The identification of multiple microglia subtypes has certainly changed our view about their protective/deleterious roles in neurodegenerative diseases. The recent identification of DAM microglia should open new research strategies aimed at identifying different (even contradictory) roles of microglia under disease conditions. Two microglia receptors, TLRs and TREM2, drive main polarization states, proinflammatory and DAM. Ligands of these receptors fit well with the classical DAMPs, supported by the recent discovery of Lgals3 (GAL3), a DAM gene highly upregulated in microglia clustering Aβ plaques. Other examples of multivalent ligands are APOE and Aβ itself through its different conformational states. Consequently, a cross-talk between these two main microglia polarization states is expected to increase heterogeneity.
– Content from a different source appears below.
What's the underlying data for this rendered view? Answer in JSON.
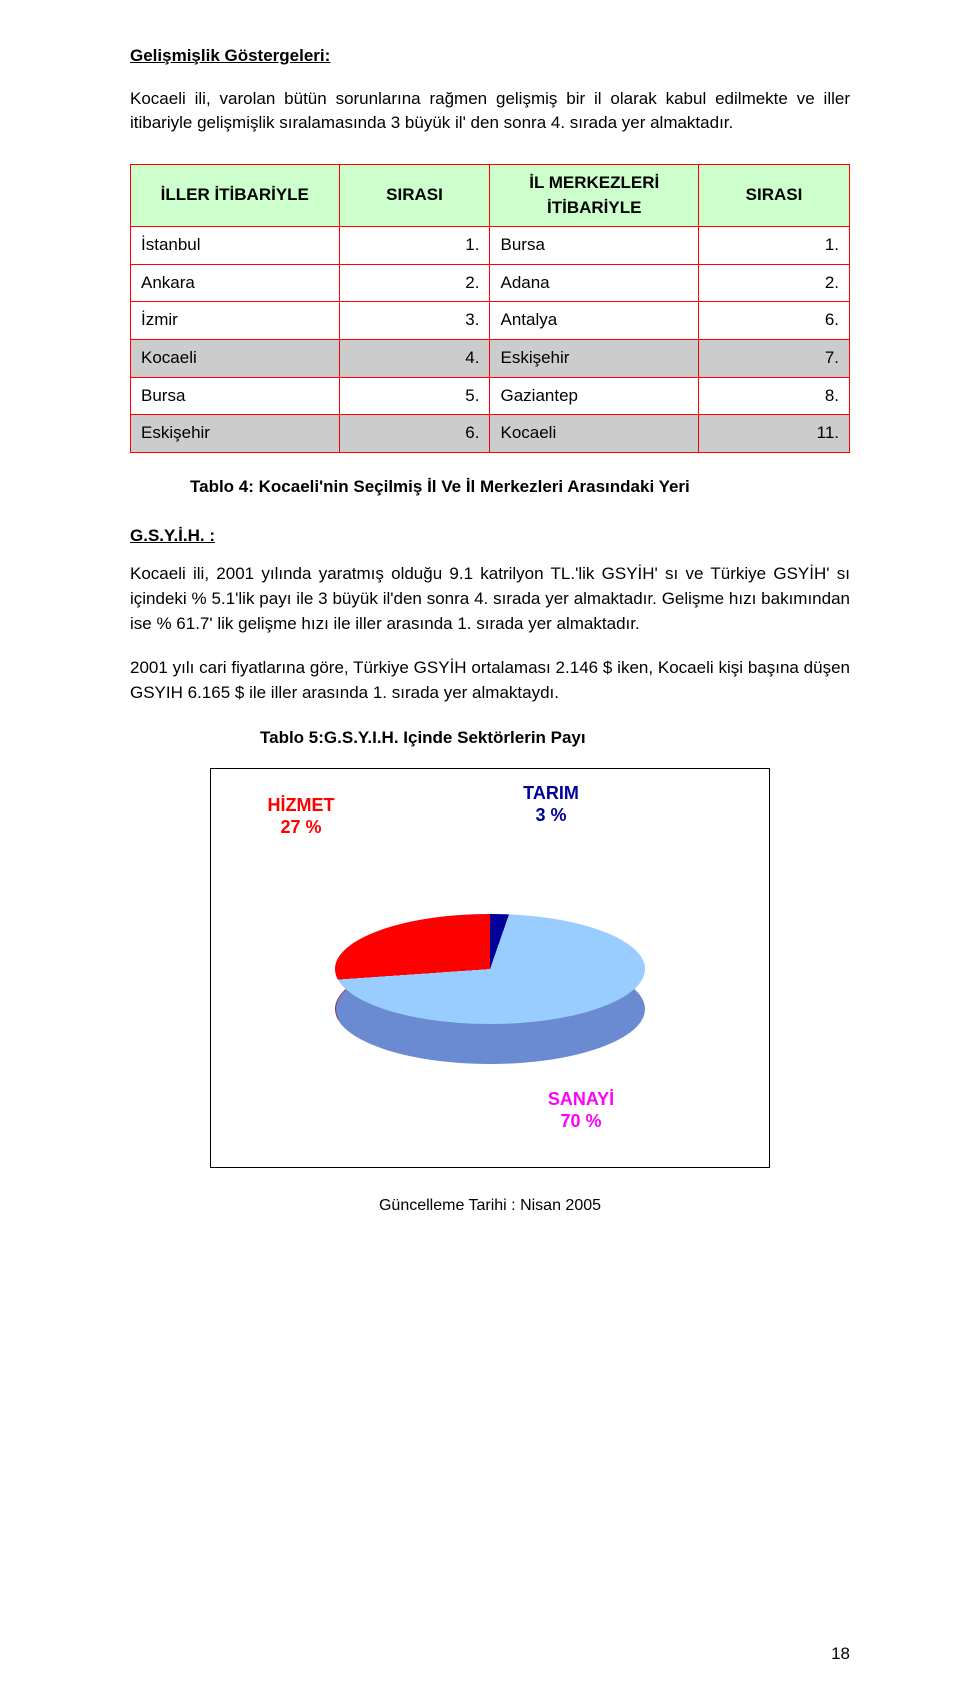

Different DAM subtypes are actually supported by WGCNA, including the existence of pro-oxidant DAM.

In summary, the unique plasticity of microglia upon different kinds of stimuli has become a great challenge in the field. To uncover the broad panel of polarization states of microglia that may exist and/or coexist during the onset and progression of different neurodegenerative disorders is an unmet clinical need that may help to develop novel immunotherapeutic strategies.